The State first contends that the defendant waived this issue on appeal because he did not object to the introduction of the evidence in the trial court. Alternatively, the State asserts that the trial court properly admitted the vial into evidence because it was part of the res gestae of the crime and was also proper as evidence of the defendant’s guilty knowledge.

We note that, as the State has contended, the defendant *647did not object at trial to the admission of the vial on the ground that he now proffers, i.e., that it was improper evidence of another offense. The defendant’s only objection at trial to the vial was based on a chain of custody argument. The first time the defendant objects to the vial’s admission as improper evidence of other offenses is in this court. The law in Illinois is clear that a party must make both a trial objection and a written post-trial motion raising an issue to preserve an error for review, when the alleged error could have been raised during trial. (People v.

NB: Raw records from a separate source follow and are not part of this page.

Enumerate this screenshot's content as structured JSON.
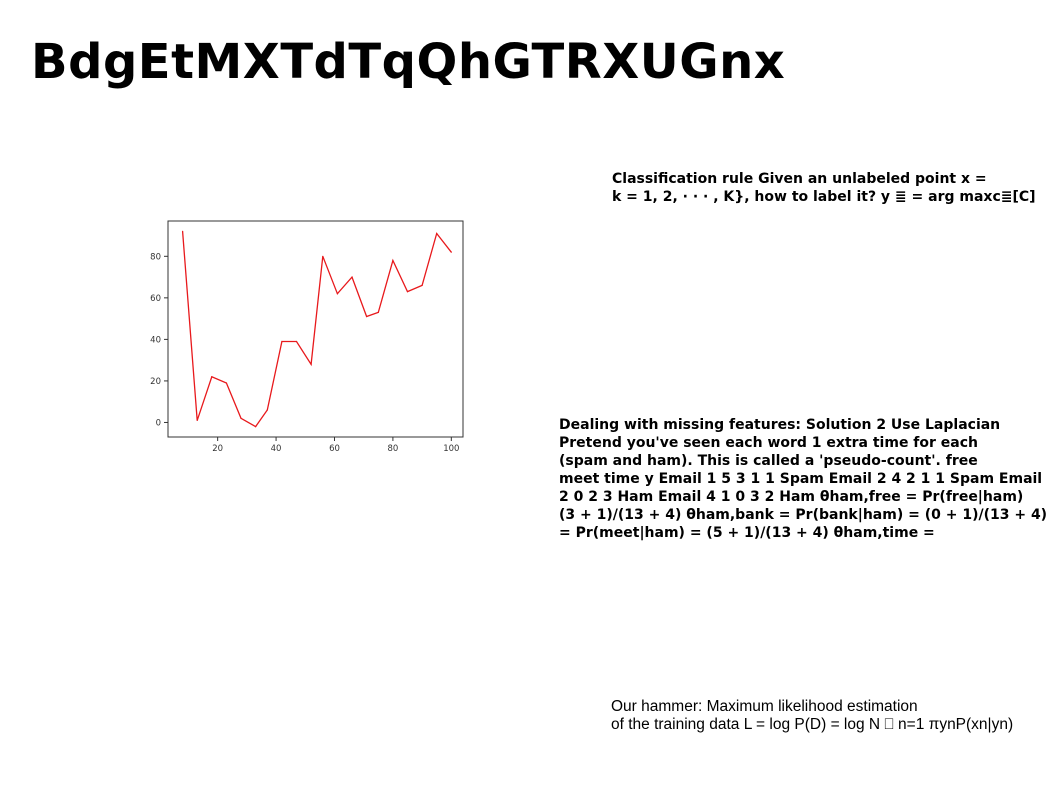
{
  "page": {
    "title": "BdgEtMXTdTqQhGTRXUGnx"
  },
  "text_blocks": {
    "classification": [
      "Classification rule Given an unlabeled point x =",
      "k = 1, 2, · · · , K}, how to label it? y ≣ = arg maxc≣[C]"
    ],
    "missing_features": [
      "Dealing with missing features: Solution 2 Use Laplacian",
      "Pretend you've seen each word 1 extra time for each",
      "(spam and ham). This is called a 'pseudo-count'. free",
      "meet time y Email 1 5 3 1 1 Spam Email 2 4 2 1 1 Spam Email",
      "2 0 2 3 Ham Email 4 1 0 3 2 Ham θham,free = Pr(free|ham)",
      "(3 + 1)/(13 + 4) θham,bank = Pr(bank|ham) = (0 + 1)/(13 + 4)",
      "= Pr(meet|ham) = (5 + 1)/(13 + 4) θham,time ="
    ],
    "hammer": [
      "Our hammer: Maximum likelihood estimation",
      "of the training data L = log P(D) = log N ⎕ n=1 πynP(xn|yn)"
    ]
  },
  "chart_data": {
    "type": "line",
    "title": "",
    "xlabel": "",
    "ylabel": "",
    "color": "#e8191c",
    "grid": false,
    "xlim": [
      3,
      104
    ],
    "ylim": [
      -7,
      97
    ],
    "xticks": [
      20,
      40,
      60,
      80,
      100
    ],
    "yticks": [
      0,
      20,
      40,
      60,
      80
    ],
    "x": [
      8,
      13,
      18,
      23,
      28,
      33,
      37,
      42,
      47,
      52,
      56,
      61,
      66,
      71,
      75,
      80,
      85,
      90,
      95,
      100
    ],
    "y": [
      92,
      1,
      22,
      19,
      2,
      -2,
      6,
      39,
      39,
      28,
      80,
      62,
      70,
      51,
      53,
      78,
      63,
      66,
      91,
      82
    ]
  }
}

Enoch (1988), 122 Ill. 2d 176, 186, 522 N.E.2d 1124, 1130.) Here, since defendant could have raised this objection in the trial court and did not, we find that he has waived the issue on appeal.

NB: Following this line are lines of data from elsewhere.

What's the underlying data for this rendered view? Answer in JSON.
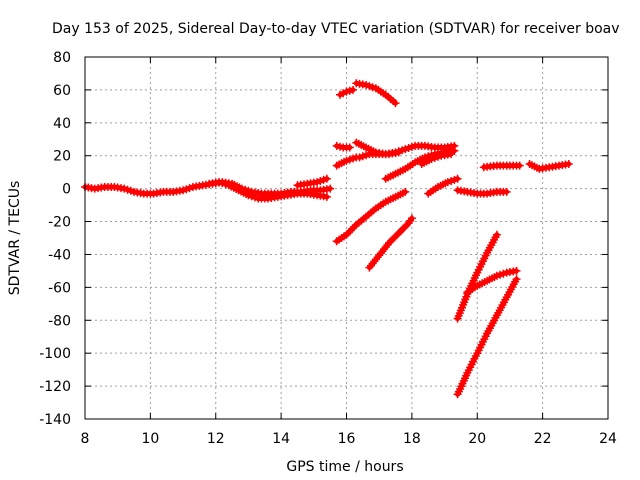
{
  "chart_data": {
    "type": "scatter",
    "title": "Day 153 of 2025, Sidereal Day-to-day VTEC variation (SDTVAR) for receiver boav",
    "xlabel": "GPS time / hours",
    "ylabel": "SDTVAR / TECUs",
    "xlim": [
      8,
      24
    ],
    "ylim": [
      -140,
      80
    ],
    "xticks": [
      8,
      10,
      12,
      14,
      16,
      18,
      20,
      22,
      24
    ],
    "yticks": [
      -140,
      -120,
      -100,
      -80,
      -60,
      -40,
      -20,
      0,
      20,
      40,
      60,
      80
    ],
    "grid": true,
    "series_color": "#ff0000",
    "series": [
      {
        "x": [
          8.0,
          8.3,
          8.6,
          8.9,
          9.2,
          9.5,
          9.8,
          10.1,
          10.4,
          10.7,
          11.0,
          11.3,
          11.6,
          11.9,
          12.2,
          12.5,
          12.8,
          13.1,
          13.4,
          13.7,
          14.0,
          14.3,
          14.6,
          14.9,
          15.2,
          15.5
        ],
        "y": [
          1,
          0,
          1,
          1,
          0,
          -2,
          -3,
          -3,
          -2,
          -2,
          -1,
          1,
          2,
          3,
          4,
          3,
          0,
          -2,
          -3,
          -3,
          -3,
          -2,
          -2,
          -1,
          -1,
          0
        ]
      },
      {
        "x": [
          11.8,
          12.1,
          12.4,
          12.7,
          13.0,
          13.3,
          13.6,
          13.9,
          14.2,
          14.5,
          14.8,
          15.1,
          15.4
        ],
        "y": [
          3,
          4,
          2,
          -1,
          -4,
          -6,
          -6,
          -5,
          -4,
          -3,
          -3,
          -4,
          -5
        ]
      },
      {
        "x": [
          14.5,
          14.8,
          15.1,
          15.4
        ],
        "y": [
          2,
          3,
          4,
          6
        ]
      },
      {
        "x": [
          15.8,
          16.0,
          16.2
        ],
        "y": [
          57,
          59,
          60
        ]
      },
      {
        "x": [
          16.3,
          16.6,
          16.9,
          17.2,
          17.5
        ],
        "y": [
          64,
          63,
          61,
          57,
          52
        ]
      },
      {
        "x": [
          15.7,
          15.9,
          16.1
        ],
        "y": [
          26,
          25,
          25
        ]
      },
      {
        "x": [
          15.7,
          16.0,
          16.3
        ],
        "y": [
          14,
          17,
          19
        ]
      },
      {
        "x": [
          16.3,
          16.6,
          16.9,
          17.2,
          17.5,
          17.8,
          18.1,
          18.4,
          18.7,
          19.0,
          19.3
        ],
        "y": [
          28,
          25,
          22,
          21,
          22,
          24,
          26,
          26,
          25,
          25,
          26
        ]
      },
      {
        "x": [
          16.4,
          16.7,
          17.0,
          17.3,
          17.6
        ],
        "y": [
          19,
          21,
          21,
          21,
          22
        ]
      },
      {
        "x": [
          17.2,
          17.5,
          17.8,
          18.1,
          18.4,
          18.7,
          19.0,
          19.3
        ],
        "y": [
          6,
          9,
          12,
          16,
          19,
          21,
          22,
          23
        ]
      },
      {
        "x": [
          18.3,
          18.6,
          18.9,
          19.2
        ],
        "y": [
          15,
          18,
          20,
          21
        ]
      },
      {
        "x": [
          15.7,
          16.0,
          16.3,
          16.6,
          16.9,
          17.2,
          17.5,
          17.8
        ],
        "y": [
          -32,
          -28,
          -22,
          -17,
          -12,
          -8,
          -5,
          -2
        ]
      },
      {
        "x": [
          16.7,
          16.9,
          17.1,
          17.3,
          17.5,
          17.7,
          17.9,
          18.0
        ],
        "y": [
          -48,
          -43,
          -38,
          -33,
          -29,
          -25,
          -21,
          -18
        ]
      },
      {
        "x": [
          18.5,
          18.8,
          19.1,
          19.4
        ],
        "y": [
          -3,
          1,
          4,
          6
        ]
      },
      {
        "x": [
          19.4,
          19.7,
          20.0,
          20.3,
          20.6,
          20.9
        ],
        "y": [
          -1,
          -2,
          -3,
          -3,
          -2,
          -2
        ]
      },
      {
        "x": [
          20.2,
          20.6,
          21.0,
          21.3
        ],
        "y": [
          13,
          14,
          14,
          14
        ]
      },
      {
        "x": [
          21.6,
          21.9,
          22.2,
          22.5,
          22.8
        ],
        "y": [
          15,
          12,
          13,
          14,
          15
        ]
      },
      {
        "x": [
          19.4,
          19.7,
          20.0,
          20.3,
          20.6
        ],
        "y": [
          -79,
          -64,
          -51,
          -39,
          -28
        ]
      },
      {
        "x": [
          19.7,
          20.0,
          20.3,
          20.6,
          20.9,
          21.2
        ],
        "y": [
          -63,
          -59,
          -56,
          -53,
          -51,
          -50
        ]
      },
      {
        "x": [
          19.4,
          19.7,
          20.0,
          20.3,
          20.6,
          20.9,
          21.2
        ],
        "y": [
          -125,
          -112,
          -100,
          -88,
          -77,
          -66,
          -55
        ]
      }
    ]
  }
}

However, assuming arguendo that the issue was not waived on appeal, we believe that the admission of the vial into evidence did not amount to prejudicial error. We agree with the State’s argument that the vial was part of the res gestae of his arrest for the crime of possession with intent to deliver. Evidence of other offenses may be admissible as part of the res gestae of the crime for which a defendant stands charged when the other offenses are introduced as part of the continuous narrative of events leading up to the defendant’s arrest. (People v. Demeron (1987), 153 Ill. App. 3d 440, 444, 505 N.E.2d 1222, 1224-25.) At a defendant’s trial, John Meyers, a forensic chemist for the Federal Drug Enforcement Administration, testified that the vial tested positively for the presence of cocaine. Furthermore, Officers Kinsella and Gorzkowski testified that they discovered the vial as they were searching defendant’s bags and that the discovery of the vial further aroused their suspicions that the defendant was carrying drugs, because they knew that vials such as this were used to hold cocaine. Accordingly, we find that the vial could properly be admitted into evidence as part of the res gestae of possession with intent to deliver, since it was part of the narrative of the events leading up to defendant’s arrest.

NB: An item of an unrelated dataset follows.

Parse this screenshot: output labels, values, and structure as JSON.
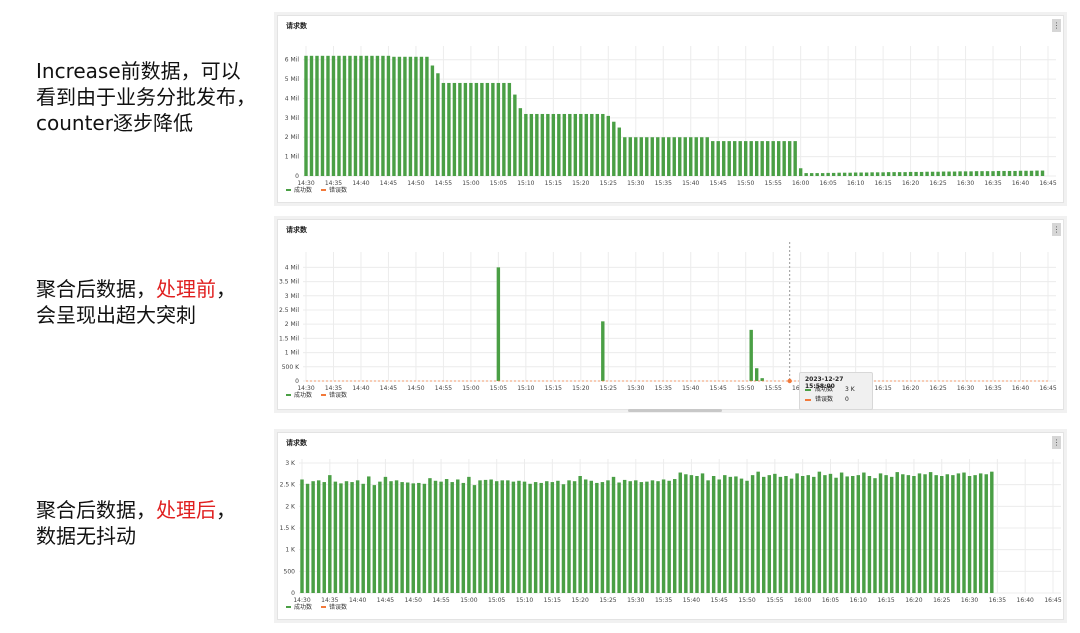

Finally, we also find that any error that may have occurred by the admission of the vial into evidence did not amount to reversible error. Where an allegedly erroneous admission of evidence of other crimes is unlikely to have contaminated the jury, the error is harmless and may be disregarded. (People v. Richardson (1988), 123 Ill. 2d 322, 343, 528 N.E.2d 612, 619.) In the Richardson case, our supreme court held that the admission of evidence of another crime did not amount to reversible error when there was no “extensive discussion” of the other crime. (Richardson, 123 Ill. 2d at 343, 528 N.E.2d at 619.) Here, as in Richardson, there was no extensive discussion of the co*648caine vial, and there was sufficient other evidence to warrant the defendant’s conviction. After reviewing the record, we conclude that the jury would have reached the same verdict even if the vial had not been introduced into evidence. Therefore, we find the admission of the vial was harmless and did not deprive the defendant of a fair trial.

For all of the foregoing reasons, the judgment of the circuit court of Cook County is affirmed.

Judgment affirmed.

MANNING, P.J., and O’CONNOR, J., concur.